Right in its opening moments, we get an idea of the kind of film that Aadhaar wants to be. The film starts with a tackily shot car launch, and then, we see Pachamuthu (Karunaas) stepping out of an auto with a newborn child and taking tentative steps towards the police station to seek the cops' help and find the whereabouts of his wife Thulasi (Riythvika), who has mysteriously gone missing just a day after delivering a baby. The cop on duty tells him to come the next day, but seeing the child crying nonstop, gets it from him and feeds the baby herself. Ramnath Palanikumar directs this scene with so much melodrama — we feel it in the way Pachamuthu cries, in the shot of the policewoman feeding the child (of course, it has to be from behind the bars), in the wailing background score by Srikanth Deva — that we prepare ourselves for an emotionally overwrought film.
If you are unable to get conditioned by this point, Aadhaar is definitely not for you. But if you submit to its old-fashioned, almost TV serial-like tone, the film does offer a few rewards.

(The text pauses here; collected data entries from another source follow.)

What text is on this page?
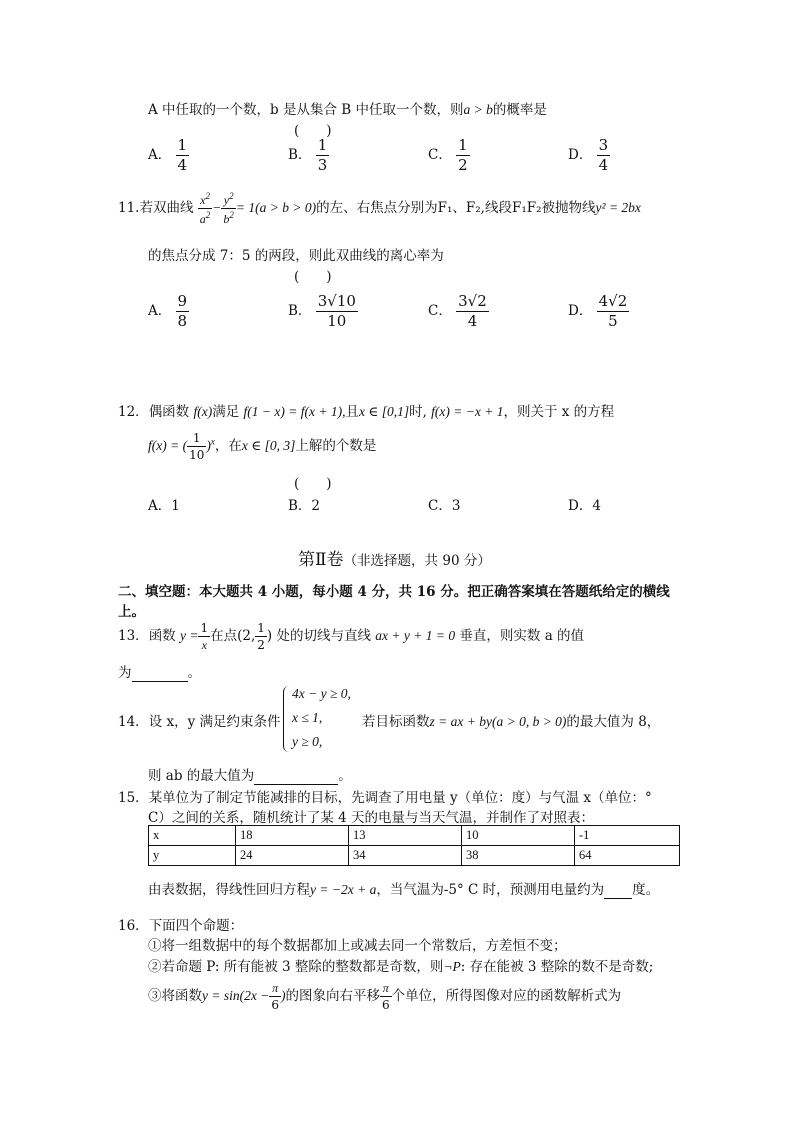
A 中任取的一个数，b 是从集合 B 中任取一个数，则a > b的概率是
(　　)
A． $\frac{1}{4}$	B． $\frac{1}{3}$	C． $\frac{1}{2}$	D． $\frac{3}{4}$
11.若双曲线 $\frac{x^2}{a^2} - \frac{y^2}{b^2} = 1(a > b > 0)$的左、右焦点分别为F₁、F₂,线段F₁F₂被抛物线y² = 2bx
的焦点分成 7：5 的两段，则此双曲线的离心率为
(　　)
A． $\frac{9}{8}$	B． $\frac{3√10}{10}$	C． $\frac{3√2}{4}$	D． $\frac{4√2}{5}$
12．偶函数 f(x)满足 f(1 − x) = f(x + 1),且x ∈ [0,1]时, f(x) = −x + 1，则关于 x 的方程
f(x) = ( $\frac{1}{10} )^x$，在x ∈ [0, 3]上解的个数是
(　　)
A．1	B．2	C．3	D．4
第Ⅱ卷（非选择题，共 90 分）
二、填空题：本大题共 4 小题，每小题 4 分，共 16 分。把正确答案填在答题纸给定的横线
上。
13．函数 $y = \frac{1}{x}$ 在点(2, $\frac{1}{2}$ ) 处的切线与直线 ax + y + 1 = 0 垂直，则实数 a 的值
为	。
14．设 x，y 满足约束条件
4x − y ≥ 0,
x ≤ 1,
y ≥ 0,
若目标函数z = ax + by(a > 0, b > 0)的最大值为 8，
则 ab 的最大值为	。
15．某单位为了制定节能减排的目标，先调查了用电量 y（单位：度）与气温 x（单位：°
C）之间的关系，随机统计了某 4 天的电量与当天气温，并制作了对照表：
x	18	13	10	-1
y	24	34	38	64
由表数据，得线性回归方程y = −2x + a，当气温为-5° C 时，预测用电量约为 度。
16．下面四个命题：
①将一组数据中的每个数据都加上或减去同一个常数后，方差恒不变；
②若命题 P: 所有能被 3 整除的整数都是奇数，则¬P: 存在能被 3 整除的数不是奇数;
③将函数$y = \sin(2x - \frac{\pi}{6}$ )的图象向右平移 $\frac{\pi}{6}$ 个单位，所得图像对应的函数解析式为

For one, it manages to sustain the mystery around what happened to Thulasi until its end. Ramnath Palanikumar does this by narrating the story in non-linear fashion, jumping from past to present and back again with clarity.
He also doesn't paint characters as good or bad, making them prisoners to the situations they find themselves in. Take the case of Yusuf Bhai (Arun Pandian), a constable in the police station. He is good enough to guide Pachamuthu in the initial portions, and also helps out a superior who is under suspension because of his straightforwardness. But then, we later learn something about him that makes us see him in a totally different light. Or the character of Saroja (Ineya), a small-time criminal. Even the relationship between Pachamuthu and Thulasi isn't made cutesy to earn our empathy. We learn that they have a huge age gap and had their share of misunderstandings — just like any normal married couple. If there is a cliche, it is in the representation of a head of a corporate company. All we get is a visual of him in a car, dressed in a suit and smoking a pipe!
However, despite all these strengths, the film comes across as a lesser film than what it should have been because of the treatment. There are times when the events unfolding on screen hardly move us while we wish they provoked a reaction, and there are times when we wish for the director to dial down the melodrama, and let us feel the emotion organically. Given that the film is ultimately about how the "system" abuses the powerless, like Visaaranai, it would have been a better film if it had been quietly affecting.